The best known florist’s cyclamen, Cyclamen persicum, is an important edible wild plant in Iran and Palestine. Its leaves are also cooked filled with rice, minced mutton meat, spices and eaten with yogurt (Palestinian Za’ matoot, Iranian dolme). I do not know if the leaves of this species have different taste.
However, the Greek cyclamen recipe is old and almost forgotten. In fact, the use of local Mediterranean food plants stands at a crucial point. As you know, Eastern Mediterranean communities were very much centered around cultivated and wild food both for subsistence and profit. After World War II the consumption of wild plants and seeds changed following the socio – economic changes. Unfortunatelly the amazing traditional knowledge regarding wild plants resources has not been infused to the young generations and I wonder if it already is on the brink of disappearance.”

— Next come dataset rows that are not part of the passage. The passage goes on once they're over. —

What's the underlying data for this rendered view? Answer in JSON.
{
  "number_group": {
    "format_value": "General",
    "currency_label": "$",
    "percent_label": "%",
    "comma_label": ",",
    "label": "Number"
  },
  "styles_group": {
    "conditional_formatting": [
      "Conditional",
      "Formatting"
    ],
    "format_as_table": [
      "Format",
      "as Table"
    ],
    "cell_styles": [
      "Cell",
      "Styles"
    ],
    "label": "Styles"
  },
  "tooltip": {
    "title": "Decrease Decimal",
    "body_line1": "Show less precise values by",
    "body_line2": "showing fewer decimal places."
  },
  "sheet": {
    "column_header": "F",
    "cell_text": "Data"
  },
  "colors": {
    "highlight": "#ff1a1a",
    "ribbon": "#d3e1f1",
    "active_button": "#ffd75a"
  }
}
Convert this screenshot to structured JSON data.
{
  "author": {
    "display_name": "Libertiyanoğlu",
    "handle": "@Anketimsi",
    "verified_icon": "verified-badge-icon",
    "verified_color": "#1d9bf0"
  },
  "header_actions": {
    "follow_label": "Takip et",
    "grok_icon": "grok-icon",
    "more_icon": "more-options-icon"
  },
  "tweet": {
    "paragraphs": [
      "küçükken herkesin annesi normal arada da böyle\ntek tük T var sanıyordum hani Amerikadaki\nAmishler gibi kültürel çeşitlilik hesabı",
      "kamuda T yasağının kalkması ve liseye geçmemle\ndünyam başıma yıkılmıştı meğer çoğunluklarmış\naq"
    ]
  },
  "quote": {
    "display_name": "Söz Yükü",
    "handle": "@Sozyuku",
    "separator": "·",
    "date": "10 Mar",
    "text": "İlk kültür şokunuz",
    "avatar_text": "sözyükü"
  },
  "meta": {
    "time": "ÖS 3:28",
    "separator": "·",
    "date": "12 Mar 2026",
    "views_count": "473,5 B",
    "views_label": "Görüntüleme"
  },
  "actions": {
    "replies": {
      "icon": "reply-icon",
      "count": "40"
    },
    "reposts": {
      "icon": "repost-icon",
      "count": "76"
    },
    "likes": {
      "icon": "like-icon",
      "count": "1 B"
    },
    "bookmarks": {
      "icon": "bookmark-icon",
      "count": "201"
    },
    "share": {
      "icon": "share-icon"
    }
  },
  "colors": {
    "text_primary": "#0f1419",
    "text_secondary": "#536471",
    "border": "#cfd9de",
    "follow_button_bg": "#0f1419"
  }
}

Well, it’s the florists’ cyclamen that I know of course. But for anyone who is interested in food history, or who is interested in local foods, foraging and the like, this is gripping information. The disappearance of plants from the diet because they can’t be commercialized or don’t taste quite good enough or become thought of as animal feed has happened through history. It’s probably happening faster now as Mariana indicates. But there are counter trends too. In Mexico there is a lot of interest in finding ways of cultivating formerly wild plants and of preserving niches in the diet or even finding new ones.
This was just one of two particularly interesting posts that dealt with the foods of the islands of the eastern Mediterranean that popped up on my computer yesterday. The other from the blog Organically Cooked deals with survival food in Crete, psomi me ladi, bread and olive oil, an interesting and non-romanticised look at one aspect of the “Mediterranean diet.”
The absolute basic, fall-back foods of a cuisine are always interesting. I never experienced times as hard as those Maria Verivaki reports. I think, though, the fall-back food for my English family would have been bread and a bit of hard cheese (and, of course, ultimately just bread and water). “Hard cheese” was the English expression for “tough luck.”
Olive oil was a huge luxury. It could only be obtained in tiny and expensive bottles about four inches high from Boots the Chemist (pharmacist) and it was supposed to be used only as a medicine.
We drizzled over the first lettuce from the early summer garden with a bit of salt (never vinegar as that would have masked the flavor) as a very special treat. No sloshing of EVOO (extra virgin olive oil) into the cooking pan.